Im Jahr 1872 stach die Tegetthoff mit einer 24-köpfigen Mannschaft in See, um das Nordpolarmeer zu erforschen. Nachdem das Schiff im Packeis eingeschlossen wurde, begann die Mannschaft, das Land zu erforschen und entdeckte ein unbewohntes Archipel, das sie Franz-Josef-Land taufte. Als Dank für die Unterstützung der Expedition durch die Kärntner Landeshauptstadt benannten sie außerdem eine der Inseln Klagenfurt. Diese Ereignisse sind Ausgangspunkt des Projekts „Von Klagenfurt nach Klagenfurt“, mit dem Nicole Six, Paul Petritsch und Jeanette Pacher die Jury beim vierten Call der Kärntner Kulturstiftung überzeugten.
Klagenfurt am Polarkreis
Ausgeschrieben war dieser Call zum Thema „Peripherien im Wandel“, insgesamt 64 Einreichungen wurden in einem zweistufigen Verfahren gesichtet, zwei Projekte werden nun mit insgesamt 140.000 Euro unterstützt. Das Künstlerduo Six/Petritsch will gemeinsam mit der Kuratorin Pacher mittels unterschiedlicher Zugänge – Gespräche, Kartografie, Reisejournal, Fotografie, Akustik oder körperliche Erfahrungen – erforschen, was das Kärntner und das arktische Klagenfurt heute verbindet.

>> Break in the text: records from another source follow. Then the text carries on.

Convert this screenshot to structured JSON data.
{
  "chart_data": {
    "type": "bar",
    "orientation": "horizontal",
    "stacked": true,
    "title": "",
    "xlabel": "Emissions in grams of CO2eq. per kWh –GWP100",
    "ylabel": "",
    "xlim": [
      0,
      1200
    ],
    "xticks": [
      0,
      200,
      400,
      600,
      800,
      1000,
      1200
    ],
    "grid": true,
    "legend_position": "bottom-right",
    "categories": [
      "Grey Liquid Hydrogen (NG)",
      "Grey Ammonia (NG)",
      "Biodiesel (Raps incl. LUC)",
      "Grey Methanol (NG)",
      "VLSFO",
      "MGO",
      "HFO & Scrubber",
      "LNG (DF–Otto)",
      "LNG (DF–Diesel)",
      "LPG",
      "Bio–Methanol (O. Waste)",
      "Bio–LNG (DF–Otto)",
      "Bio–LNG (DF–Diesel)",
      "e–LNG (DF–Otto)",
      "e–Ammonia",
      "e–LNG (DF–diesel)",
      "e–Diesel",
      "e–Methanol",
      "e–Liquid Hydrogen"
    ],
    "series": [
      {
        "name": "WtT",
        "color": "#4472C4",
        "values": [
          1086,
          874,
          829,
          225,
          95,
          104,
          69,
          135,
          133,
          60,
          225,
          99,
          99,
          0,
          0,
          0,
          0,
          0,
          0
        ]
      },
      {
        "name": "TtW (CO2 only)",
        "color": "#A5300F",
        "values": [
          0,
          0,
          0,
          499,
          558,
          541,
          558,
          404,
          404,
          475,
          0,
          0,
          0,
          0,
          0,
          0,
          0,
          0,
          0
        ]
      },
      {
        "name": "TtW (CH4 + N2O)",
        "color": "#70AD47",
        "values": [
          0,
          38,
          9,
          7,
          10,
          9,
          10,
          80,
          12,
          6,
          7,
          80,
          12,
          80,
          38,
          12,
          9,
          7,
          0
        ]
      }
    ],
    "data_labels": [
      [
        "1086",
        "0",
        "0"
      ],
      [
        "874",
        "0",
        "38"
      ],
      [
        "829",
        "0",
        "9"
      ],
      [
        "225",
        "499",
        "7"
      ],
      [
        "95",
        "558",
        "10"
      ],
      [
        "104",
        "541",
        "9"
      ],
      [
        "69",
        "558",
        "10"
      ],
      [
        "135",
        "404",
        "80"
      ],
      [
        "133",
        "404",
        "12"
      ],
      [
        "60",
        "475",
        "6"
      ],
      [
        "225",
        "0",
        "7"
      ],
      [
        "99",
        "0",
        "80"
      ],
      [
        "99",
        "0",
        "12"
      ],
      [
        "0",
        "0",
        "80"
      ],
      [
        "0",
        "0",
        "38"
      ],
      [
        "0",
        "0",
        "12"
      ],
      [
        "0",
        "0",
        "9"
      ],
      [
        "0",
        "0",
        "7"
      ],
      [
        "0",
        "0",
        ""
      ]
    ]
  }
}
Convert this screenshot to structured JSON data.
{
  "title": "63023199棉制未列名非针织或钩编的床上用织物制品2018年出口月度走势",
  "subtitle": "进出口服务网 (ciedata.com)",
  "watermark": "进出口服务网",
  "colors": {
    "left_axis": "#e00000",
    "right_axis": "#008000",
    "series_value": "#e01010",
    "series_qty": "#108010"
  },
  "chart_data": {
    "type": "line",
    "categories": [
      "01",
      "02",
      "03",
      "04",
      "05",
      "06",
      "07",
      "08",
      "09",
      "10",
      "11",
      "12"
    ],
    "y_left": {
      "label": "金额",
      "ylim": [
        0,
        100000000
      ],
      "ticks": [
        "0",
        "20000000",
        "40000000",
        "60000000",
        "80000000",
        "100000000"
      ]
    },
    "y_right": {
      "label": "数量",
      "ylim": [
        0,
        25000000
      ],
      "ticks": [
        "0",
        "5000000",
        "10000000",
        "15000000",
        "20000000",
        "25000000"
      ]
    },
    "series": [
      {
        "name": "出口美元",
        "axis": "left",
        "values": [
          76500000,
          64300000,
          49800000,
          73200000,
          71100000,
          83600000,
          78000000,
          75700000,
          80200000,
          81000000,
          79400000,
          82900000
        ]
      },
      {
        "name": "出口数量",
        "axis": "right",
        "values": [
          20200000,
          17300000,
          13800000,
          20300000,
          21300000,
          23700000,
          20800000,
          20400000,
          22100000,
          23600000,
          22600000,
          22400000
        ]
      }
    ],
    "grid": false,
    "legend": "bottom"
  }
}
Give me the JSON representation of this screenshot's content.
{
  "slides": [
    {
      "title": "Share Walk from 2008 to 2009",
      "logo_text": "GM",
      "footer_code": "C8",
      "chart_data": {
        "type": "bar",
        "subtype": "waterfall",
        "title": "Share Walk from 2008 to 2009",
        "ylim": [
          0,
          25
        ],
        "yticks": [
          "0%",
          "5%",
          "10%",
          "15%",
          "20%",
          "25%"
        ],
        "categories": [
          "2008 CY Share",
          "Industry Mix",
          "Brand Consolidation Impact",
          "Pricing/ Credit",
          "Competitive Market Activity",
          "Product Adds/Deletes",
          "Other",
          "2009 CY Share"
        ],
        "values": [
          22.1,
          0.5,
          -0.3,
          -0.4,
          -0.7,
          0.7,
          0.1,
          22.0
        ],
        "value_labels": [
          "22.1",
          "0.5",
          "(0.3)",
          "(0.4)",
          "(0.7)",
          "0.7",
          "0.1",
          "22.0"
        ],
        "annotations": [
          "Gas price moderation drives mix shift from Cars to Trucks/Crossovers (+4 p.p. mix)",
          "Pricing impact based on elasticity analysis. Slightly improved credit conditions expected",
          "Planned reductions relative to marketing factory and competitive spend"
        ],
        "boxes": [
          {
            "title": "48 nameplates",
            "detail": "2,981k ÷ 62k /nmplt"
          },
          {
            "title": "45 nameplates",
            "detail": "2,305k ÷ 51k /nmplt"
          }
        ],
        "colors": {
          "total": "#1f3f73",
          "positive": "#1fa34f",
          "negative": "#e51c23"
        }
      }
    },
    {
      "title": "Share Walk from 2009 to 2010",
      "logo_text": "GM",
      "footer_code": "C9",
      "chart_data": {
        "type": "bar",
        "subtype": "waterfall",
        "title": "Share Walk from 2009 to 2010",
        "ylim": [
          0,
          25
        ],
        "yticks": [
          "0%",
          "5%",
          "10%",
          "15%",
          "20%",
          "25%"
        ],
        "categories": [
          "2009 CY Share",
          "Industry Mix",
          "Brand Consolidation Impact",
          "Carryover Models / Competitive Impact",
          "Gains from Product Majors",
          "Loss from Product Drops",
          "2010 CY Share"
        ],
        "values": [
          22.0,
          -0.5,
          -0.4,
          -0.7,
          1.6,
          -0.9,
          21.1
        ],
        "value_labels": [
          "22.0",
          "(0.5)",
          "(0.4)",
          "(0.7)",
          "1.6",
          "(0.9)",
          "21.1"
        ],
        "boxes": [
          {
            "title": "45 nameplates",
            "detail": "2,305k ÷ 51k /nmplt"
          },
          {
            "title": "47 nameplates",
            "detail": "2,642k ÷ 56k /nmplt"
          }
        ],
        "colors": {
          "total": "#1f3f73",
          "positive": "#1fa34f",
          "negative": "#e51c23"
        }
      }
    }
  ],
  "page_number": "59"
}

Den Auftakt soll eine temporäre Bodenzeichnung des Franz-Josef-Lands (das heute zu Russland gehört) im öffentlichen Raum in Klagenfurt machen – Ausgangspunkt für die weiteren künstlerischen Expeditionen. Das Projekt würde mit einer Vielfalt an künstlerischen und medialen Instrumentarien die Erfahrungen von „Nähe und Ferne, Eigenem und Fremden sowie Zentrum und Peripherie“ beleuchten, begründete die Jury unter Vorsitz von Barbara Putz-Plecko.

Sinnbildlich in einen Sesselkreis lädt das zweite Siegerprojekt: Die Architekten Stefan Breuer und Sebastian Hicks haben mit ihrem „HolzOval“ eine mobile Bühne geschaffen, bei der 108 Stühle zugleich die Wände bilden und zu Sitzplätzen werden können – eine Einladung zum Zuhören, Empfinden, Austauschen und Diskutieren. Damit soll auch die „Beziehung zwischen Kultur, Wissenschaft und Demokratie“ gestärkt werden, erklärt der gebürtige Villacher Breuer.
Erfahrungsräume
Die mobile Bühne wird ab Mai kommenden Jahres an verschiedenen Orten in Kärnten mit Interventionen, Gesprächen und öffentlichen Veranstaltungen bespielt und unter anderem in der Musikschule Villach oder beim Forum Anthropozän in Heiligenblut Station machen. Sie lädt aber auch abseits der Veranstaltungen dazu ein, sich Faltstühle aus der Wand zu nehmen, ins Gespräch zu kommen oder einfach nur einmal ein Buch mitten in dieser Installation zu lesen. „Wir wollen Erfahrungs- und Möglichkeitsräume öffnen, um den Dialog zwischen den Menschen anzuregen. Denn wenn man zusammenkommt, fallen Wände“, so Breuer.

Wie nachhaltig die Förderung wirken kann, zeigt das Projekt „Die Bühne der Macht“ in St. Daniel im Gailtal, das bereits überregional auf Interesse stößt und zugleich fest in der Region verankert ist. Die Kulturstiftung will diese Entwicklung weiter begleiten und unterstützt das Festival bis 2028. Bei der Pressekonferenz zog Stiftungsvorständin Monika Kircher auch Bilanz über die bisherige Arbeit der 2019 gegründeten Stiftung: Insgesamt wurden seither 1,5 Millionen Euro an Kunstschaffende vergeben.
Kärntner Kulturstiftung
Die Kärntner Kulturstiftung hat es sich – als erste allgemeine gemeinnützige Kulturstiftung in Österreich – zur Aufgabe gemacht, Kärnten als Kreativraum mit herausragenden Talenten national und international besser sichtbar zu machen. Sie ermöglichst Kulturprojekte, versteht sich als Plattform und Kulturbotschfterin und will die kulturelle Identität und Zukunft Kärntens positiv mitgestalten.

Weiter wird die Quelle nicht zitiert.